This is the mail archive of the
mailing list for the GCC project.
Re: Memory corruption due to word sharing
- From: Linus Torvalds <torvalds at linux-foundation dot org>
- To: Jan Kara <jack at suse dot cz>
- Cc: LKML <linux-kernel at vger dot kernel dot org>, linux-ia64 at vger dot kernel dot org, dsterba at suse dot cz, ptesarik at suse dot cz, rguenther at suse dot de, gcc at gcc dot gnu dot org
- Date: Wed, 1 Feb 2012 08:41:59 -0800
- Subject: Re: Memory corruption due to word sharing
- References: <20120201151918.GC16714@quack.suse.cz>
On Wed, Feb 1, 2012 at 7:19 AM, Jan Kara <email@example.com> wrote:
> ?we've spotted the following mismatch between what kernel folks expect
> from a compiler and what GCC really does, resulting in memory corruption on
> some architectures.
This is sad.
We've had something like this before due to architectural reasons
(alpha inability to do byte loads and stores leading us to not be able
to have items smaller than a byte sharing a word).
But at least then there was a *reason* for it, not "the compiler is
being difficult for no good reason".
Actually, the *sad* part is not that the compiler does something
unexpected - that's not new - but the usual "..and the gcc crowd
doesn't care, because they can point to paperwork saying it's not
defined". Even if that same paper is actually in the process of
getting updated exactly because it causes problems like ours.
That mentality is not new, of course.
> So it seems what C/GCC promises does not quite match with what kernel
The paper C standard can *never* promise what a kernel expects. There
are tons of unspecified things that a compiler could do, including
moving memory around behind our back as long as it moves it back.
Because it's all "invisible" in the virtual C machine in the absence
of volatiles. The fact that the kernel has things like SMP coherency
requirements is simply not covered by the standard. There are tons of
other things not covered by the standard too that are just "that's
what we need".
So C/gcc has never "promised" anything in that sense, and we've always
had to make assumptions about what is reasonable code generation. Most
of the time, our assumptions are correct, simply because it would be
*stupid* for a C compiler to do anything but what we assume it does.

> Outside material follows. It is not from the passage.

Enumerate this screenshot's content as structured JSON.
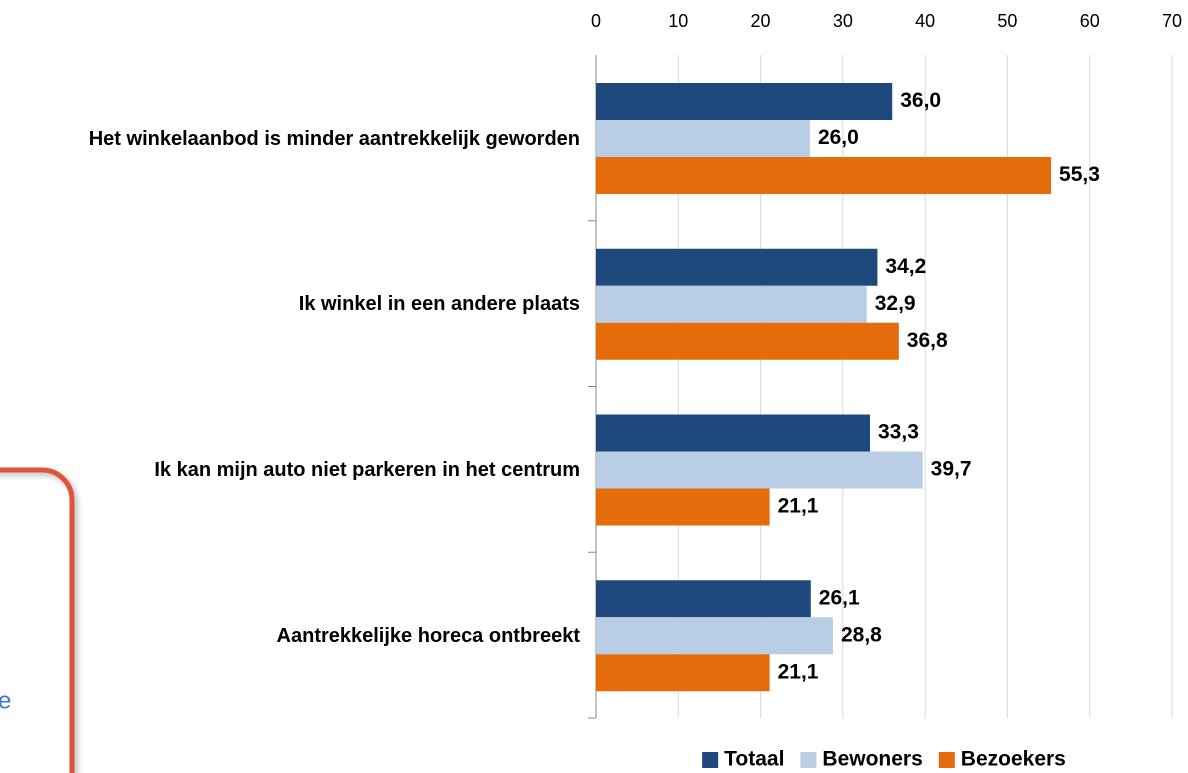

But sometimes compilers do stupid things. Using 8-byte accesses to a
4-byte entity is *stupid*, when it's not even faster, and when the
base type has been specified to be 4 bytes!

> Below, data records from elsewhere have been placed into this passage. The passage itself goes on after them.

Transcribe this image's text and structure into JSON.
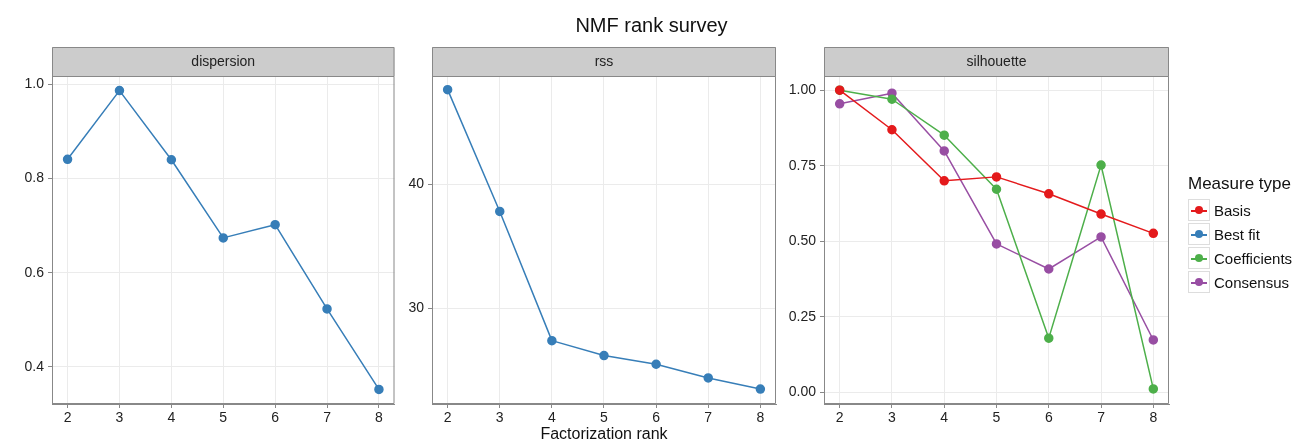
{
  "chart_data": [
    {
      "type": "other",
      "title": "NMF rank survey"
    },
    {
      "type": "line",
      "title": "dispersion",
      "x": [
        2,
        3,
        4,
        5,
        6,
        7,
        8
      ],
      "xlim": [
        1.7,
        8.3
      ],
      "xticks": [
        2,
        3,
        4,
        5,
        6,
        7,
        8
      ],
      "ylim": [
        0.321,
        1.018
      ],
      "yticks": [
        {
          "value": 0.4,
          "label": "0.4"
        },
        {
          "value": 0.6,
          "label": "0.6"
        },
        {
          "value": 0.8,
          "label": "0.8"
        },
        {
          "value": 1,
          "label": "1.0"
        }
      ],
      "grid": true,
      "marker": "circle",
      "legend": "right",
      "series": [
        {
          "name": "Best fit",
          "color": "#377eb8",
          "values": [
            0.841,
            0.987,
            0.84,
            0.674,
            0.702,
            0.523,
            0.352
          ]
        }
      ]
    },
    {
      "type": "line",
      "title": "rss",
      "xlabel": "Factorization rank",
      "x": [
        2,
        3,
        4,
        5,
        6,
        7,
        8
      ],
      "xlim": [
        1.7,
        8.3
      ],
      "xticks": [
        2,
        3,
        4,
        5,
        6,
        7,
        8
      ],
      "ylim": [
        22.3,
        48.7
      ],
      "yticks": [
        30,
        40
      ],
      "grid": true,
      "marker": "circle",
      "legend": "right",
      "series": [
        {
          "name": "Best fit",
          "color": "#377eb8",
          "values": [
            47.6,
            37.8,
            27.4,
            26.2,
            25.5,
            24.4,
            23.5
          ]
        }
      ]
    },
    {
      "type": "line",
      "title": "silhouette",
      "x": [
        2,
        3,
        4,
        5,
        6,
        7,
        8
      ],
      "xlim": [
        1.7,
        8.3
      ],
      "xticks": [
        2,
        3,
        4,
        5,
        6,
        7,
        8
      ],
      "ylim": [
        -0.039,
        1.047
      ],
      "yticks": [
        {
          "value": 0,
          "label": "0.00"
        },
        {
          "value": 0.25,
          "label": "0.25"
        },
        {
          "value": 0.5,
          "label": "0.50"
        },
        {
          "value": 0.75,
          "label": "0.75"
        },
        {
          "value": 1,
          "label": "1.00"
        }
      ],
      "grid": true,
      "marker": "circle",
      "legend": "right",
      "legend_title": "Measure type",
      "series": [
        {
          "name": "Basis",
          "color": "#e41a1c",
          "values": [
            1.0,
            0.869,
            0.7,
            0.713,
            0.657,
            0.59,
            0.526
          ]
        },
        {
          "name": "Coefficients",
          "color": "#4daf4a",
          "values": [
            1.0,
            0.97,
            0.851,
            0.672,
            0.179,
            0.752,
            0.011
          ]
        },
        {
          "name": "Consensus",
          "color": "#984ea3",
          "values": [
            0.955,
            0.99,
            0.799,
            0.491,
            0.408,
            0.514,
            0.173
          ]
        }
      ]
    }
  ]
}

> I'm not really an expert in this area so I wanted to report it
> here so that more knowledgeable people can decide how to solve the issue...
If the gcc people aren't willing to agree that this is actually a flaw
in the standard (one that is being addressed, no less) and try to fix
it, we just have to extend our assumptions to something like "a
compiler would be stupid to ever access anything bigger than the
aligned register-size area". It's still just an assumption, and
compiler people could be crazy, but we could just extend the current
alpha rules to cover not just "int", but "long" too.
Sure, the compiler people could use "load/store multiple" or something
like that, but it would be obviously crazy code, so if it happens past
a register size, at least you could argue that it's a performance
issue and maybe the gcc people would care.
HOWEVER. The problem with the alpha rules (which, btw, were huge, and
led to the CPU designers literally changing the CPU instruction set
because they admitted they made a huge mistake) was never so much the
occasional memory corruption, as the fact that the places where it
could happen were basically almost impossible to find.
So we probably have tons of random places in the kernel that violate
even the alpha rules - because the corruption is so rare, and the
architecture was so rare as to making the corruption even harder to
I assume this code generation idiocy only happens with bitfields? The
problem is, we really don't want to make all bitfields take up 64 bits
just because we might have a lock or something else next to them. But
we could probably re-order things (and then *occasionally* wasting
memory) if we could just find the ones that are problematic.
It's finding the problematic ones that is the issue. Which is why the
compiler should just generate code that matches what we told it to do,
not try to be "clever" in ways that doesn't even help performance! The
compiler simply doesn't know enough about the requirements. Never has,
never will, and this is not about "standards".